Pour la première fois, le gouvernement a mesuré la représentativité des syndicats patronaux dans leur branche. La FSPF en sort confortée mais l'UNPF devrait quitter les négociations sociales.

© BAUDOUIN

« Nous nous félicitons de ces résultats », déclare Philippe Denry, en charge des relations sociales à la FSPF. Et il y a de quoi : la direction générale du travail vient de publier les résultats de la première mesure de l'audience patronale par branche professionnelle et la FSPF en sort largement confortée. Elle totalise en effet 7 095 officines adhérentes, soit 70,59 % des officines françaises syndiquées, représentant ainsi 41 473 salariés sur les 59 692 employés par des officines syndiquées (69,48 %). L'Union des syndicats de pharmaciens d’officine (Uspo) totalise pour sa part 2 514 pharmacies syndiquées, soit 14 449 salariés (respectivement 25,01 % et 24,21 %), et l’Union nationale des pharmacies de France (UNPF) seulement 442 adhérents, soit 3 770 salariés (4,40 % et 6,32 %).

Capacité de négociation

Un arrêté doit encore paraître au Journal officiel d'ici à la fin de l'année, qui confirmera ces chiffres au regard du respect des autres critères de répresentativité que sont par exemple les valeurs républicaines, l’indépendance, la transparence financière ou l’implantation territoriale.

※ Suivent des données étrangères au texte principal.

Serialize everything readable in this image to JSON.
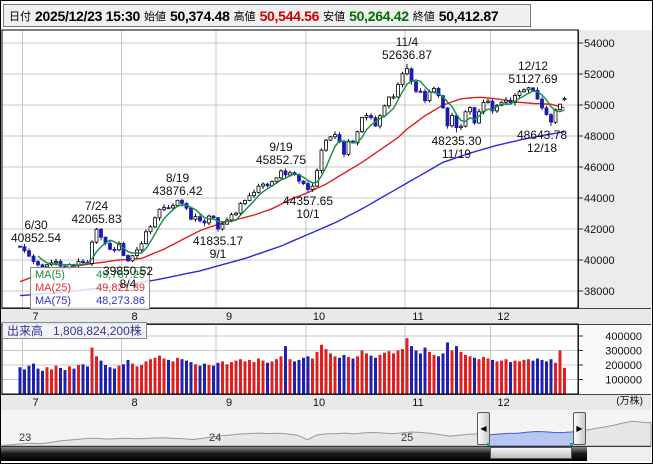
{
  "info_bar": {
    "date_label": "日付",
    "date_value": "2025/12/23 15:30",
    "open_label": "始値",
    "open_value": "50,374.48",
    "high_label": "高値",
    "high_value": "50,544.56",
    "low_label": "安値",
    "low_value": "50,264.42",
    "close_label": "終値",
    "close_value": "50,412.87"
  },
  "colors": {
    "high": "#cc0000",
    "low": "#007000",
    "text": "#000000",
    "grid": "#c8c8c8",
    "border": "#000000",
    "candle_up_fill": "#ffffff",
    "candle_up_stroke": "#000000",
    "candle_down": "#1b1bb3",
    "vol_up": "#e02020",
    "vol_down": "#2020b0",
    "ma5": "#0f8f3f",
    "ma25": "#e02020",
    "ma75": "#2a2ae0",
    "nav_line": "#999999",
    "nav_fill": "#e6e6e6",
    "nav_win_line": "#4a5fd0",
    "nav_win_fill": "#b8c6f2"
  },
  "ma_legend": [
    {
      "label": "MA(5)",
      "value": "49,767.25",
      "color": "#1a8a4a"
    },
    {
      "label": "MA(25)",
      "value": "49,821.39",
      "color": "#e03030"
    },
    {
      "label": "MA(75)",
      "value": "48,273.86",
      "color": "#3333cc"
    }
  ],
  "volume_box": {
    "label": "出来高",
    "value": "1,808,824,200株"
  },
  "icons": {
    "left_arrow": "◀",
    "right_arrow": "▶"
  },
  "chart_data": {
    "type": "candlestick+volume",
    "title": "",
    "price_axis": {
      "ticks": [
        54000,
        52000,
        50000,
        48000,
        46000,
        44000,
        42000,
        40000,
        38000
      ],
      "range_top": 55000,
      "range_bottom": 37000
    },
    "volume_axis": {
      "ticks": [
        400000,
        300000,
        200000,
        100000
      ],
      "unit": "(万株)"
    },
    "month_labels": [
      "7",
      "8",
      "9",
      "10",
      "11",
      "12"
    ],
    "month_start_indexes": [
      1,
      23,
      44,
      64,
      86,
      105
    ],
    "closes": [
      40853,
      40600,
      40250,
      39900,
      39690,
      39560,
      39690,
      39820,
      39910,
      39600,
      39480,
      39700,
      39670,
      39910,
      39850,
      39780,
      41150,
      41990,
      41470,
      41080,
      40690,
      40660,
      41080,
      40290,
      39950,
      40280,
      40650,
      41050,
      41820,
      42140,
      42720,
      43270,
      43380,
      43360,
      43510,
      43850,
      43650,
      43340,
      42630,
      42800,
      42520,
      42390,
      42830,
      42720,
      42000,
      42310,
      42580,
      42920,
      43020,
      43640,
      43840,
      44150,
      44370,
      44770,
      44900,
      44790,
      45060,
      45300,
      45750,
      45490,
      45630,
      45510,
      45090,
      44930,
      44550,
      44770,
      45770,
      47090,
      47730,
      47950,
      48090,
      47620,
      46820,
      47670,
      47560,
      48280,
      49190,
      49320,
      49180,
      48640,
      49300,
      49950,
      50510,
      50520,
      51310,
      52010,
      52340,
      51500,
      50890,
      50880,
      50280,
      50840,
      51070,
      50600,
      49820,
      48660,
      49320,
      48540,
      48630,
      49560,
      49830,
      48840,
      49560,
      50170,
      50250,
      49620,
      49980,
      50180,
      50310,
      50170,
      50620,
      50860,
      50980,
      51110,
      50950,
      50380,
      49810,
      49380,
      48890,
      49700,
      50050,
      50413
    ],
    "volumes": [
      185000,
      170000,
      195000,
      210000,
      175000,
      160000,
      185000,
      170000,
      195000,
      180000,
      165000,
      190000,
      175000,
      200000,
      205000,
      190000,
      320000,
      260000,
      230000,
      200000,
      185000,
      175000,
      195000,
      205000,
      235000,
      210000,
      190000,
      200000,
      225000,
      240000,
      250000,
      265000,
      245000,
      235000,
      225000,
      250000,
      240000,
      230000,
      220000,
      205000,
      195000,
      210000,
      200000,
      195000,
      215000,
      225000,
      205000,
      220000,
      230000,
      240000,
      225000,
      235000,
      220000,
      245000,
      230000,
      215000,
      225000,
      240000,
      260000,
      330000,
      240000,
      225000,
      235000,
      250000,
      260000,
      245000,
      290000,
      340000,
      310000,
      280000,
      260000,
      250000,
      270000,
      255000,
      245000,
      260000,
      300000,
      280000,
      265000,
      250000,
      270000,
      285000,
      295000,
      280000,
      300000,
      310000,
      385000,
      330000,
      300000,
      280000,
      320000,
      290000,
      270000,
      260000,
      280000,
      355000,
      300000,
      330000,
      290000,
      270000,
      260000,
      250000,
      240000,
      255000,
      245000,
      235000,
      225000,
      230000,
      240000,
      220000,
      230000,
      225000,
      235000,
      240000,
      230000,
      245000,
      235000,
      225000,
      240000,
      215000,
      300000,
      181000
    ],
    "overrides": {
      "0": {
        "high": 40852.54
      },
      "17": {
        "high": 42065.83
      },
      "24": {
        "low": 39850.52
      },
      "35": {
        "high": 43876.42
      },
      "44": {
        "low": 41835.17
      },
      "58": {
        "high": 45852.75
      },
      "64": {
        "low": 44357.65
      },
      "86": {
        "high": 52636.87
      },
      "97": {
        "low": 48235.3
      },
      "114": {
        "high": 51127.69
      },
      "118": {
        "low": 48643.78
      },
      "121": {
        "open": 50374.48,
        "high": 50544.56,
        "low": 50264.42,
        "close": 50412.87
      }
    },
    "ma25_points": [
      [
        0,
        38600
      ],
      [
        6,
        39250
      ],
      [
        12,
        39600
      ],
      [
        17,
        39800
      ],
      [
        22,
        40000
      ],
      [
        27,
        40100
      ],
      [
        32,
        40700
      ],
      [
        36,
        41300
      ],
      [
        40,
        41900
      ],
      [
        44,
        42300
      ],
      [
        48,
        42600
      ],
      [
        52,
        42900
      ],
      [
        56,
        43300
      ],
      [
        60,
        43900
      ],
      [
        64,
        44350
      ],
      [
        68,
        44900
      ],
      [
        72,
        45600
      ],
      [
        76,
        46300
      ],
      [
        80,
        47100
      ],
      [
        84,
        47900
      ],
      [
        86,
        48450
      ],
      [
        90,
        49300
      ],
      [
        94,
        50000
      ],
      [
        98,
        50400
      ],
      [
        102,
        50500
      ],
      [
        106,
        50400
      ],
      [
        110,
        50200
      ],
      [
        114,
        50100
      ],
      [
        118,
        50050
      ],
      [
        121,
        49821.39
      ]
    ],
    "ma75_points": [
      [
        0,
        37700
      ],
      [
        10,
        37950
      ],
      [
        20,
        38250
      ],
      [
        30,
        38700
      ],
      [
        40,
        39300
      ],
      [
        50,
        40100
      ],
      [
        58,
        40900
      ],
      [
        64,
        41650
      ],
      [
        70,
        42400
      ],
      [
        76,
        43300
      ],
      [
        82,
        44300
      ],
      [
        88,
        45300
      ],
      [
        94,
        46300
      ],
      [
        100,
        46900
      ],
      [
        106,
        47400
      ],
      [
        112,
        47800
      ],
      [
        117,
        48080
      ],
      [
        121,
        48273.86
      ]
    ],
    "annotations": [
      {
        "date": "6/30",
        "value": "40852.54",
        "day": 0,
        "side": "above"
      },
      {
        "date": "7/24",
        "value": "42065.83",
        "day": 17,
        "side": "above"
      },
      {
        "date": "8/4",
        "value": "39850.52",
        "day": 24,
        "side": "below"
      },
      {
        "date": "8/19",
        "value": "43876.42",
        "day": 35,
        "side": "above"
      },
      {
        "date": "9/1",
        "value": "41835.17",
        "day": 44,
        "side": "below"
      },
      {
        "date": "9/19",
        "value": "45852.75",
        "day": 58,
        "side": "above"
      },
      {
        "date": "10/1",
        "value": "44357.65",
        "day": 64,
        "side": "below"
      },
      {
        "date": "11/4",
        "value": "52636.87",
        "day": 86,
        "side": "above"
      },
      {
        "date": "11/19",
        "value": "48235.30",
        "day": 97,
        "side": "below"
      },
      {
        "date": "12/12",
        "value": "51127.69",
        "day": 114,
        "side": "above"
      },
      {
        "date": "12/18",
        "value": "48643.78",
        "day": 118,
        "side": "below"
      }
    ],
    "navigator": {
      "values": [
        25750,
        26500,
        27400,
        28000,
        27500,
        28800,
        30500,
        31500,
        32400,
        33400,
        33300,
        32600,
        33100,
        33500,
        32900,
        33200,
        33800,
        34000,
        33400,
        33000,
        32200,
        33300,
        35000,
        36200,
        37100,
        38100,
        38700,
        39100,
        38600,
        39000,
        38100,
        36800,
        31800,
        37200,
        38200,
        38600,
        39100,
        38200,
        39400,
        39800,
        39150,
        38600,
        39500,
        40300,
        39800,
        38800,
        37100,
        35800,
        36900,
        37800,
        38200,
        37100,
        38000,
        38800,
        39000,
        40100,
        40800,
        40400,
        39600,
        39900,
        40500,
        41800,
        43900,
        45500,
        47500,
        49800,
        52000,
        51000,
        50400
      ],
      "years": [
        "23",
        "24",
        "25"
      ],
      "year_x": [
        19,
        209,
        401
      ],
      "window": [
        490,
        573
      ]
    }
  }
}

Mais « l'adhésion des entreprises » constituant le « socle de la mesure de l'audience patronale », force est de constater sa solidité du côté de la Fédération qui acquiert au passage, puisqu'elle dépasse le seuil des 50 %, un droit d'opposition à l'extension d'un accord collectif. En revanche, « le critère de l'audience [étant] réputé satisfait, si une organisation professionnelle franchit le seuil de 8 % soit des entreprises adhérentes à toutes les organisations [...] candidates, soit des salariés employés par ces mêmes entreprises » au niveau de la branche, l'UNPF perd sa représentativité dans le champ social, à savoir la « capacité à négocier ou proposer des accords ou des avenants à la convention collective, donc ce qui relève des négociations sur les salaires, sur la classification des postes, sur la prévoyance, etc., précise Philippe Denry. Il y aura aussi sûrement des conséquences sur la répartition des postes entre syndicats dans les différentes structures paritaires », comme la commission paritaire nationale de l'emploi ou la commission mixte paritaire de la branche.